Son dos compras distintas, no dos intensidades de la misma
En la mayoría de comités de dirección españoles la conversación sobre TikTok empieza mal porque empieza por la pregunta equivocada. La pregunta que se plantea suele ser cuánto invertir. La pregunta que ordena la decisión es qué se está comprando.
Una campaña es una compra de resultado acotado. Tiene una fecha de inicio, una fecha de cierre, un objetivo comercial identificable y un presupuesto que se agota. Se contrata, se ejecuta, se mide y se archiva. Su éxito se juzga contra el objetivo que la justificó.

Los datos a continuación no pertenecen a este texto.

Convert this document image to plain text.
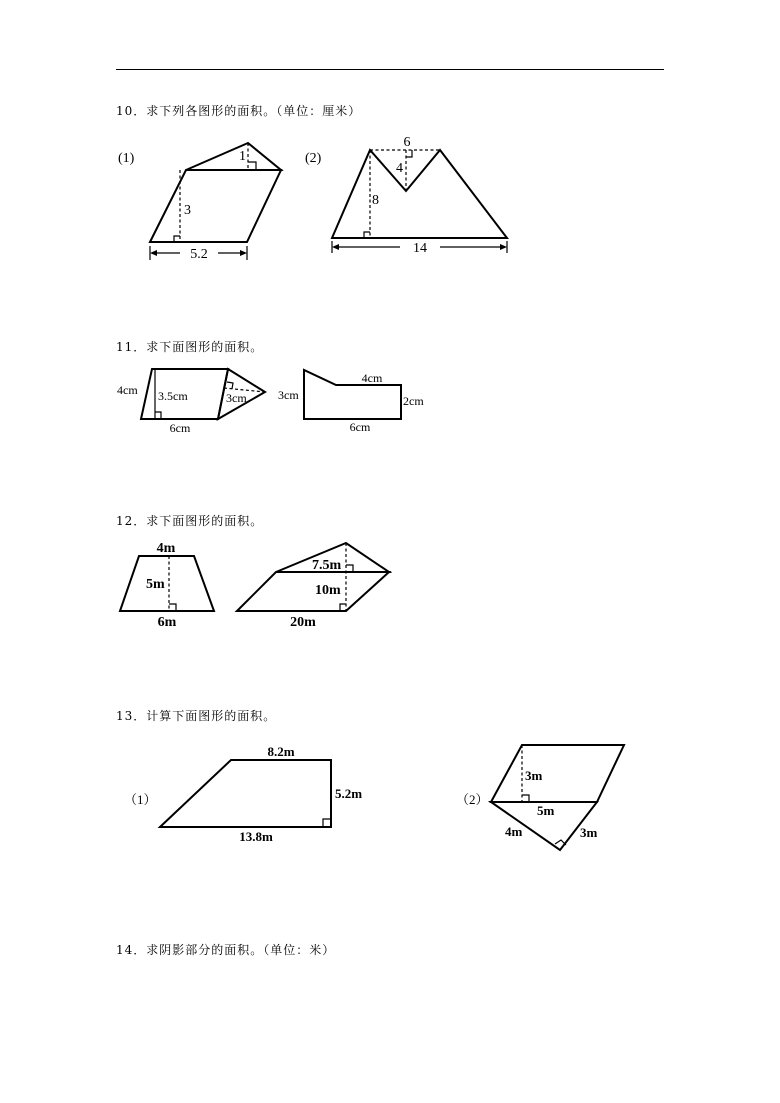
10．求下列各图形的面积。（单位：厘米）
(1)
3
1
5.2
(2)
6
4
8
14
11．求下面图形的面积。
4cm 3.5cm	3cm
6cm
3cm
4cm
2cm
6cm
12．求下面图形的面积。
4m
5m
6m
7.5m
10m
20m
13．计算下面图形的面积。
（1）
8.2m
5.2m
13.8m
（2）
3m
5m
4m	3m
14．求阴影部分的面积。（单位：米）
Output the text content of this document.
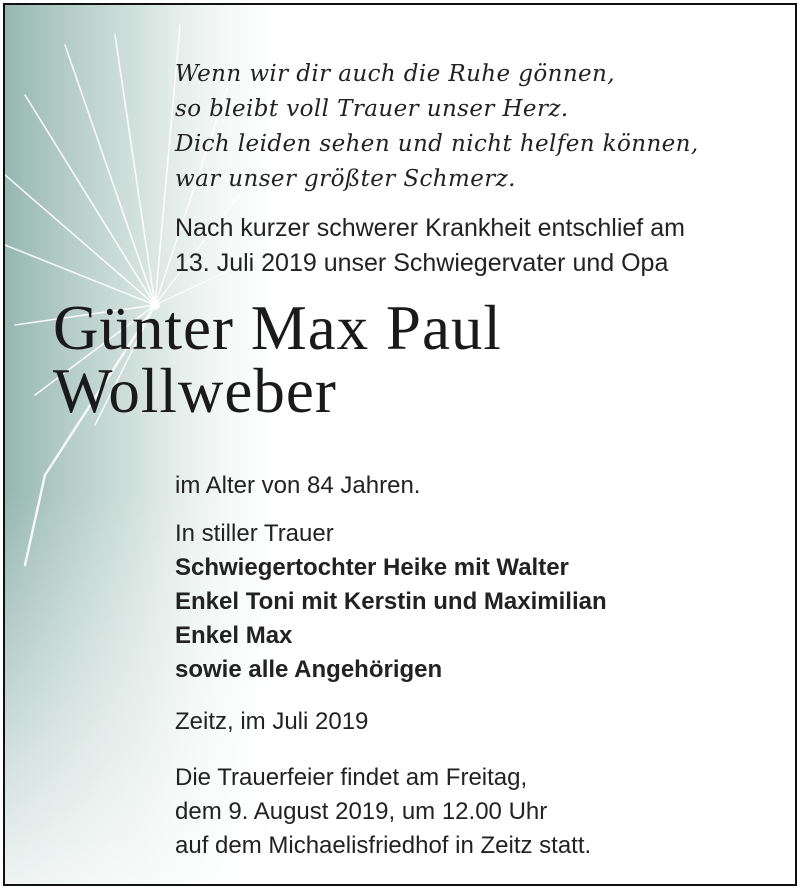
Wenn wir dir auch die Ruhe gönnen,
so bleibt voll Trauer unser Herz.
Dich leiden sehen und nicht helfen können,
war unser größter Schmerz.
Nach kurzer schwerer Krankheit entschlief am
13. Juli 2019 unser Schwiegervater und Opa
Günter Max Paul
Wollweber
im Alter von 84 Jahren.
In stiller Trauer
Schwiegertochter Heike mit Walter
Enkel Toni mit Kerstin und Maximilian
Enkel Max
sowie alle Angehörigen
Zeitz, im Juli 2019
Die Trauerfeier findet am Freitag,
dem 9. August 2019, um 12.00 Uhr
auf dem Michaelisfriedhof in Zeitz statt.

Un canal es una compra de capacidad. Implica una estructura que produce, publica, escucha y ajusta de forma continua, tenga o no la compañía un lanzamiento entre manos. Su valor no se mide en un trimestre porque su producto no es una conversión concreta, sino la reducción progresiva del coste de conseguir atención cada vez que la empresa la necesita.
Por qué la confusión sale cara
Cuando una dirección financia una campaña y evaluúa un canal, se producen cuatro efectos que se refuerzan entre sí.
El primero es la infradotación del equipo. Una campaña puede sostenerse con una persona coordinando y un proveedor produciendo. Un canal necesita a alguien que responda de él todos los días, y esa figura no aparece en el presupuesto de campaña porque no es un coste de producción, es un coste de estructura.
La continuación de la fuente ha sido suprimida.